How to prove Poisson Distribution is the approximation of Binomial Distribution?
Well, this is a basic fact of the exponential function $e^x$.
One definition of $e$ is the limit $\lim_{n\to\infty}(1+\frac1n)^n$. By a monotonicity argument one can prove $\lim_{x\to\infty}(1+\frac1x)^x=e$ where $x$ now ranges the real numbers.
Also note that $1-\frac1x=\frac{x-1}x=1/\frac x{x-1}=1/(1+\frac1y)=(1+\frac1y)^{-1}$ where $y=x-1$.

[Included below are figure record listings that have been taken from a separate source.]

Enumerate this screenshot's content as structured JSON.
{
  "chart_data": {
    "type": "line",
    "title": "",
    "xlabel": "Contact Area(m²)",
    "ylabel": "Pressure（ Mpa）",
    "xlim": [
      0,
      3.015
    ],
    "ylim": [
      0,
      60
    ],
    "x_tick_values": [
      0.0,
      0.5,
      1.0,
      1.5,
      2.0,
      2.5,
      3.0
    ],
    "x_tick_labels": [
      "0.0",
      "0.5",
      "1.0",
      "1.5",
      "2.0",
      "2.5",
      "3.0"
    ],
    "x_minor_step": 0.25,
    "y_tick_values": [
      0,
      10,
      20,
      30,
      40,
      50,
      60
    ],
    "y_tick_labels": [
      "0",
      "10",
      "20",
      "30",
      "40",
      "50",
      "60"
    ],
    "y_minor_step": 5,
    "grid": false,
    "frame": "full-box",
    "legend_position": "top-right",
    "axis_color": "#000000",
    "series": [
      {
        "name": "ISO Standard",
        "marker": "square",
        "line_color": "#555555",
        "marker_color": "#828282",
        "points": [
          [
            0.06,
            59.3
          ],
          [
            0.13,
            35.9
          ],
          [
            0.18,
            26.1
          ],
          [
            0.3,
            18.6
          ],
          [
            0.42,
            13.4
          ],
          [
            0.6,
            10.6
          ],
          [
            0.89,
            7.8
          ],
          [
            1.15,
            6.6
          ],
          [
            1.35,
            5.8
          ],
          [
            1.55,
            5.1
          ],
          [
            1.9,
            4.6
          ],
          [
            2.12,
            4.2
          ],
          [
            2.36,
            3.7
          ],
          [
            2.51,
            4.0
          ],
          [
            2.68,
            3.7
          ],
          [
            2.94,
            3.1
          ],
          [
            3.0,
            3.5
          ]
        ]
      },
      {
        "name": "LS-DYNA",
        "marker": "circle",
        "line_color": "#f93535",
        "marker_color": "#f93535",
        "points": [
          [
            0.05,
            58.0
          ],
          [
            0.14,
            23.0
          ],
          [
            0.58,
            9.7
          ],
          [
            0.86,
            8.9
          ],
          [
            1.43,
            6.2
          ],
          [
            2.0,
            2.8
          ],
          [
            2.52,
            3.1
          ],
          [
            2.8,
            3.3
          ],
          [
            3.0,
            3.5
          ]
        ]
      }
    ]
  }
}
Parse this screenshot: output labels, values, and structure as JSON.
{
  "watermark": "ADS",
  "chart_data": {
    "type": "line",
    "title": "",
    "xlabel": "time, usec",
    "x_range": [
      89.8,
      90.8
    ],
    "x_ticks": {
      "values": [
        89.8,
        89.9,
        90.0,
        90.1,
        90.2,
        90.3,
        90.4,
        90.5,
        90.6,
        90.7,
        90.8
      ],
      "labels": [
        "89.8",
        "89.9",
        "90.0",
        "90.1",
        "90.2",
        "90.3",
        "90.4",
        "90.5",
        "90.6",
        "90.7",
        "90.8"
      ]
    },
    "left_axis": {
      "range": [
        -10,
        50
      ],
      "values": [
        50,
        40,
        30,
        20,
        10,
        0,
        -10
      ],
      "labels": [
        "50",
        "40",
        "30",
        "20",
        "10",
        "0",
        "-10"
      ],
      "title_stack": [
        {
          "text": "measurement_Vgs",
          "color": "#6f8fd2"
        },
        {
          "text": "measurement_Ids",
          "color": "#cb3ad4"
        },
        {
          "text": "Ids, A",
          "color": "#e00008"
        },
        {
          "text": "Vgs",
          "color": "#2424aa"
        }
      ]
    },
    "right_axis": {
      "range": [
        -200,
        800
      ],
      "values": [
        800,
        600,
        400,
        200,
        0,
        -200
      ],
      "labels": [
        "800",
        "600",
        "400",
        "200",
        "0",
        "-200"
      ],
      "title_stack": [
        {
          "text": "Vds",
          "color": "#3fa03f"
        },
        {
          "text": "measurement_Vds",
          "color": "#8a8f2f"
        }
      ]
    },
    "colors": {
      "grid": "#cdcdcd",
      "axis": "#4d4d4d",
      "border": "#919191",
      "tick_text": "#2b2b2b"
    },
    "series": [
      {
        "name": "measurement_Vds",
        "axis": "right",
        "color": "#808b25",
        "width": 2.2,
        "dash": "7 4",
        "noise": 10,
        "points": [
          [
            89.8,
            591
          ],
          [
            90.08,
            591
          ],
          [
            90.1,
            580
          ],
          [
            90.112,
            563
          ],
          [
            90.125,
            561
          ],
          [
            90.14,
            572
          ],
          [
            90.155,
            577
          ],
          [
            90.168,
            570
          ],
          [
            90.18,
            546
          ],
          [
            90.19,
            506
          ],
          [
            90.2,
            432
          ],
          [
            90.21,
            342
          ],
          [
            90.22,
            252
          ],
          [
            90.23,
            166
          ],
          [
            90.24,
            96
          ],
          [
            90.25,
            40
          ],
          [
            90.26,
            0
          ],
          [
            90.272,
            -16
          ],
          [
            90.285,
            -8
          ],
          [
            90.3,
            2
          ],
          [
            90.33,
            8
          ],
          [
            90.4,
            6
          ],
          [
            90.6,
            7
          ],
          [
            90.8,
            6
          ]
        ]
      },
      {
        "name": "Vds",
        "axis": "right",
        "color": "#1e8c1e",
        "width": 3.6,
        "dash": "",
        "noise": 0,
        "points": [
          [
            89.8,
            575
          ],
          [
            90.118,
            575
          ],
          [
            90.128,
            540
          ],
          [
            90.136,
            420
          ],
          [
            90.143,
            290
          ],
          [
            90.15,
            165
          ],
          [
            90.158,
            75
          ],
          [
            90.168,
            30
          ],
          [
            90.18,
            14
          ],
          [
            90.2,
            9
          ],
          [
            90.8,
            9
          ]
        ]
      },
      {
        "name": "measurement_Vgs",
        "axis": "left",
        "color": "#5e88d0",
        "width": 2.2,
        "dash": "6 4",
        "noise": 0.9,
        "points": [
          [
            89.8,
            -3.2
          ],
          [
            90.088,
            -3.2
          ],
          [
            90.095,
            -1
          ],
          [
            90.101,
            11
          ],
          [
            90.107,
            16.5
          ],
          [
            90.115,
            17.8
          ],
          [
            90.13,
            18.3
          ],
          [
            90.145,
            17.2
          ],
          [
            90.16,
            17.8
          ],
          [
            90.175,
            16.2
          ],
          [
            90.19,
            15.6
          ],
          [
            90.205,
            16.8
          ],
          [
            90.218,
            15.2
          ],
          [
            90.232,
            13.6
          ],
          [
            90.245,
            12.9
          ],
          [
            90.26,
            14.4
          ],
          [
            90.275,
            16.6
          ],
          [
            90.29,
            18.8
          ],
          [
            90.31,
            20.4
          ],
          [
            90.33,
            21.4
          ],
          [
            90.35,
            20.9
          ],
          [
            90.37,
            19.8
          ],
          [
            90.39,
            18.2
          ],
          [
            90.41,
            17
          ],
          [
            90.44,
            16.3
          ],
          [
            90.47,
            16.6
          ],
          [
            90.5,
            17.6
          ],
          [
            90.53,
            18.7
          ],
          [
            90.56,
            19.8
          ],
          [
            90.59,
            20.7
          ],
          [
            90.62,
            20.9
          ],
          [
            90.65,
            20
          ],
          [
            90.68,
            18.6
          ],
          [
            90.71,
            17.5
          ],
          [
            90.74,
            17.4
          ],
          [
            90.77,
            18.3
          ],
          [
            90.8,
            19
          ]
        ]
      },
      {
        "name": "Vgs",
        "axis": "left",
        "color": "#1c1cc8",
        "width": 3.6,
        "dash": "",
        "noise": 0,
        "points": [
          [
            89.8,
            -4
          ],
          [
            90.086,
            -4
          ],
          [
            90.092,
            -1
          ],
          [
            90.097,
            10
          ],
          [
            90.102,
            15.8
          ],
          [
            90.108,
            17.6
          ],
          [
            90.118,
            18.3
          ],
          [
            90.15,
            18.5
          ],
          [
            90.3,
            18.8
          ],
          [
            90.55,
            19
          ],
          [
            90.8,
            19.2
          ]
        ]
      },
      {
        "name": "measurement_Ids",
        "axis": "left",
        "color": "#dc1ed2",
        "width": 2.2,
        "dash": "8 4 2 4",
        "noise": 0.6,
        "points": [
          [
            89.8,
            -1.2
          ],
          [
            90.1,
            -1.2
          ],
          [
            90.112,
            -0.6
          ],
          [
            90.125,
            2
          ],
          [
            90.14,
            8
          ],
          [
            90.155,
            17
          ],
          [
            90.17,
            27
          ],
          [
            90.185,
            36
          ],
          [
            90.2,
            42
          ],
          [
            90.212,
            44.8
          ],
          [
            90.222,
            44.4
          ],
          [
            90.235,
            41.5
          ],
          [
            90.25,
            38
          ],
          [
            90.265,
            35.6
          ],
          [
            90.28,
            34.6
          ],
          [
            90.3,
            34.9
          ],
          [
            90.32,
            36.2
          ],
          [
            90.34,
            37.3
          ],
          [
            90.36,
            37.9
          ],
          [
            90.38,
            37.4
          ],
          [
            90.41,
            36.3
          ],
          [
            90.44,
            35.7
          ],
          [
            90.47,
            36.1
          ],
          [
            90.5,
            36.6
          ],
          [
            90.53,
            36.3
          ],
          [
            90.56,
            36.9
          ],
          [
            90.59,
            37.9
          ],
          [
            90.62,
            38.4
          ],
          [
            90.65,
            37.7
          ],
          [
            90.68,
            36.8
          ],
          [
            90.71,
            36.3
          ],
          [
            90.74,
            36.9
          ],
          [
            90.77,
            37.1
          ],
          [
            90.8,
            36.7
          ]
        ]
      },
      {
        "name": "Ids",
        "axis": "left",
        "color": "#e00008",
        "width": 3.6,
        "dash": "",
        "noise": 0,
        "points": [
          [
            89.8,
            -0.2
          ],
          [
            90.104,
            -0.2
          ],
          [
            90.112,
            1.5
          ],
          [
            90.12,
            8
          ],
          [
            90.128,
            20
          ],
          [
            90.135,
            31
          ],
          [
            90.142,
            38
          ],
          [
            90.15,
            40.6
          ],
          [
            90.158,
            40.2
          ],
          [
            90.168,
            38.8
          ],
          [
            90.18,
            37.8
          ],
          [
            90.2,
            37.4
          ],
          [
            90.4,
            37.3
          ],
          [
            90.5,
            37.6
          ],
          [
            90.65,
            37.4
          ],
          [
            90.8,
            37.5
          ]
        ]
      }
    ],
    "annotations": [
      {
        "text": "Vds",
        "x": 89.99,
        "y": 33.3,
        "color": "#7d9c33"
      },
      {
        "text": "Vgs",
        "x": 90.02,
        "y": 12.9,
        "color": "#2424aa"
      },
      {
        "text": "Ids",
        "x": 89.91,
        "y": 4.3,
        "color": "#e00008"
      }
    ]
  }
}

So, one has the following:
$$\begin{aligned}
\lim_{x\to\infty}(1-\frac1x )^x &= \lim_{y\to\infty}(1+\frac1y )^{-(y+1)}
\\
&=\lim_{y\to\infty}(1+\frac1y)^{-y}\times\lim_{y\to\infty}(1+\frac1y)^{-1}
\\
&=e^{-1}\times1=e^{-1}\,.
\end{aligned} $$
From here, assuming $\lambda>0$, $$\begin{aligned} e^{-\lambda}=(e^{-1})^\lambda &= \lim_{x\to\infty}(1-\frac1x)^{\lambda x} &\to{\ z:=\lambda x} \\ &= \lim_{z\to\infty}(1-\frac\lambda z)^z\,. \end{aligned} $$
In consequence, we have this limit for every sequence $z_n\to\infty$ written in place of $z$ and limiting on the natural $n\to\infty$. In particular, this also holds for $z_n=n$.
Note that we had to take the turnaround for arbitrary real numbers instead of integers only because of the exponent $\lambda$.